ERIC Number: ED344905
Record Type: RIE
Publication Date: 1992-Apr
Reference Count: N/A
What Statistical Significance Testing Is, and What It Is Not.
Shaver, James P.
A test of statistical significance is a procedure for determining how likely a result is assuming a null hypothesis to be true with randomization and a sample of size n (the given size in the study). Randomization, which refers to random sampling and random assignment, is important because it ensures the independence of observations, but it does not guarantee independence beyond the initial sample selection. A test of statistical significance provides a statement of probability of occurrence in the long run, with repeated random sampling under the null hypothesis, but provides no basis for a conclusion about the probability that a particular result is attributable to chance. A test of statistical significance also does not indicate the probability that the null hypothesis is true or false and does not indicate whether a treatment being studied had an effect. Statistical significance indicates neither the magnitude nor the importance of a result, and is no indication of the probability that a result would be obtained on study replication. Although tests of statistical significance yield little valid information for questions of interest in most educational research, use and misuse of such tests remain common for a variety of reasons.

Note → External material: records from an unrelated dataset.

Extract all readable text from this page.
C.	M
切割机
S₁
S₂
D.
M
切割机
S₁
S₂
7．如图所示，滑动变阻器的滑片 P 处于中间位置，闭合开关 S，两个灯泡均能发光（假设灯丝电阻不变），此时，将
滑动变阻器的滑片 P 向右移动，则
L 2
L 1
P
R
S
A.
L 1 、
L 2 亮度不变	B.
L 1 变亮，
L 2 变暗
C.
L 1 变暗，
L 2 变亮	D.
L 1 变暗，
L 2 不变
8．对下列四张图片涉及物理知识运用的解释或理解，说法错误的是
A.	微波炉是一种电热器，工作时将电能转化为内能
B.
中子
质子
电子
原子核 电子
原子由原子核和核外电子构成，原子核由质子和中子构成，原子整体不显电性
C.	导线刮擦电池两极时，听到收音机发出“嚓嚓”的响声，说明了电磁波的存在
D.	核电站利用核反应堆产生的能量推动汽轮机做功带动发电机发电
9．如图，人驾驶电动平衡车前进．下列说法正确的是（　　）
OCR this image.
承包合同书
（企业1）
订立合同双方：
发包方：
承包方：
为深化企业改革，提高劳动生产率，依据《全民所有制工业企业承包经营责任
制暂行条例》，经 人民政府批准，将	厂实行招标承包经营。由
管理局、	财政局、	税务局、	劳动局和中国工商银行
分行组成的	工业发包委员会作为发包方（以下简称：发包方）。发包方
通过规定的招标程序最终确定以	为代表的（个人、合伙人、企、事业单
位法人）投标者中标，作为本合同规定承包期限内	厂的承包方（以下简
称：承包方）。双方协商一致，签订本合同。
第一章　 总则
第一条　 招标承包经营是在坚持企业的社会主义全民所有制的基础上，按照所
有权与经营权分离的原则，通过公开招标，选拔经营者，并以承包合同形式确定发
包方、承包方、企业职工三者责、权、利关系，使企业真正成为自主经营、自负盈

Researchers should be encouraged to minimize statistical significance tests and to state expectations for quantitative results as critical effect sizes. There is a 58-item list of references. (SLD)
Publication Type: Speeches/Meeting Papers
Education Level: N/A
Authoring Institution: N/A
Identifiers: Null Hypothesis; Randomization (Statistics); Research Replication
Note: Paper presented at the Annual Meeting of the American Educational Research Association (San Francisco, CA, April 20-24, 1992).